American Prospect Writer Laments 'The Unbearable Whiteness of Liberal Media'

May 14th, 2014 8:25 AM

The American Prospect is shaking up their own liberal audience with Gabriel Arana’s article “The Unbearable Whiteness of Liberal Media: If left-leaning publications value diversity, why don't they have any?”

Arana began by noting “On the staff of The American Prospect, I’m the only member of an ethnic minority....It's not just the Prospect. Journalism upstarts like Vox Media and FiveThirtyEight have come under fire recently for lack of diversity in their hires, but that's largely because they are drawing from the milky-white pool of ‘existing talent.’”

In the corner of the publishing industry that caters to college-educated wonks—a slightly fuzzy designation, but I've included most of the publications my colleagues and I read on a daily basis—racial and ethnic diversity is abysmal.

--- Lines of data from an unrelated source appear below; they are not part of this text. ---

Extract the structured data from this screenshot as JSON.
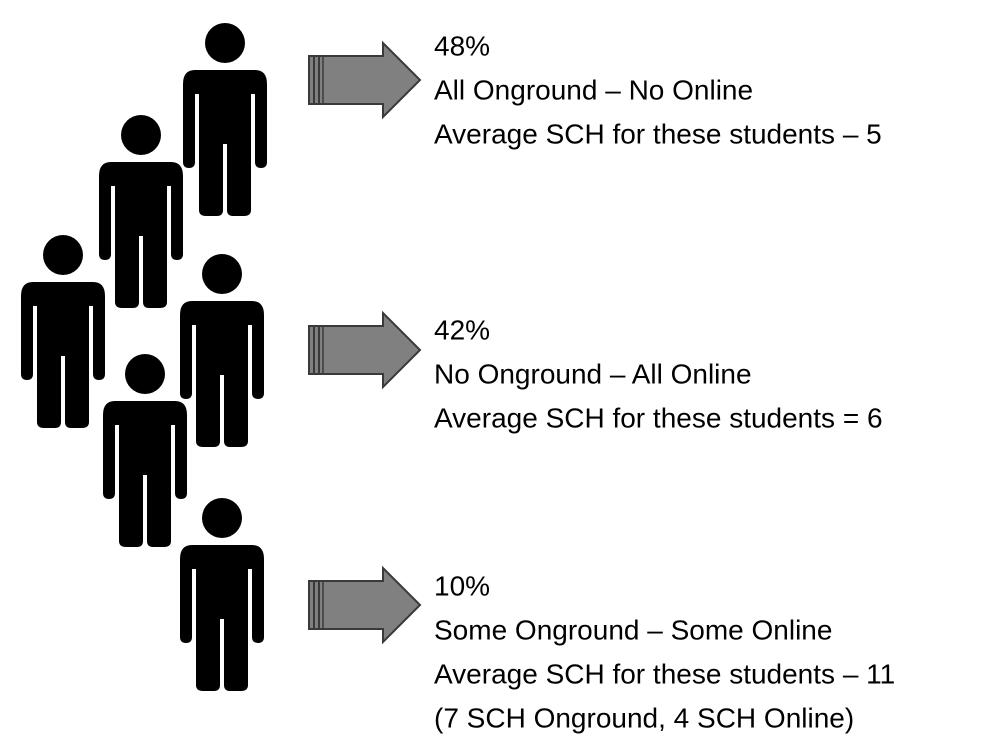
{
  "groups": [
    {
      "percent": "48%",
      "description": "All Onground – No Online",
      "average": "Average SCH for these students – 5"
    },
    {
      "percent": "42%",
      "description": "No Onground – All Online",
      "average": "Average SCH for these students = 6"
    },
    {
      "percent": "10%",
      "description": "Some Onground – Some Online",
      "average": "Average SCH for these students – 11",
      "note": "(7 SCH Onground, 4 SCH Online)"
    }
  ]
}
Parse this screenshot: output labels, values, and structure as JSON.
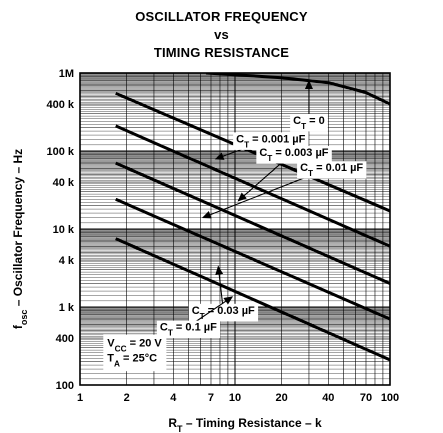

Nearly 40 percent of the country is non-white and/or Hispanic, but the number of minorities at the outlets included in this article's tally—most of them self-identified as liberal or progressive—hovers around 10 percent. The Washington Monthly can boast 20 percent, but that's because it only has nine staffers in total, two of whom belong to minority groups. Dissent, like the Prospect, has one. Given the broad commitment to diversity in our corner of the publishing world, why is the track record so poor?


Arana writes that it starts with the fact that liberal opinion journals aren’t doing the bean-counting that makes them self-aware. And then there’s the whole capitalist-structure argument:

But the primary reason magazine staffs are so white is structural. "We practice fairly specialized form of journalism and the pool of people who do it isn’t terribly large to begin with, and then you look at the group of people who are practicing at a higher level and it’s just not a diverse pool," Foer says.

The road that ends with a spot on staff at places like The New Republic, The Atlantic, or the Prospect is paved with privilege. It starts with unpaid internships, which serve both as training grounds and feeders to staff positions.

"Most of our staff comes through our intern program," says Harper's editor Ellen Rosenbush. "Do we get as many applicants of color as we’d like? Probably not, but we do get them and we have hired them." There's a straightforward reason for the dearth of intern applications: Those who can afford to rely on mom and dad for a summer or a semester tend to be well-off and white....  

Most publications put little effort into recruiting for their internship programs, and the fact of the matter is that a black or Latino kid who grew up on the South Side of Chicago is far less likely to have even heard of The New Republic or the Prospect than a white woman growing up on the Upper West Side.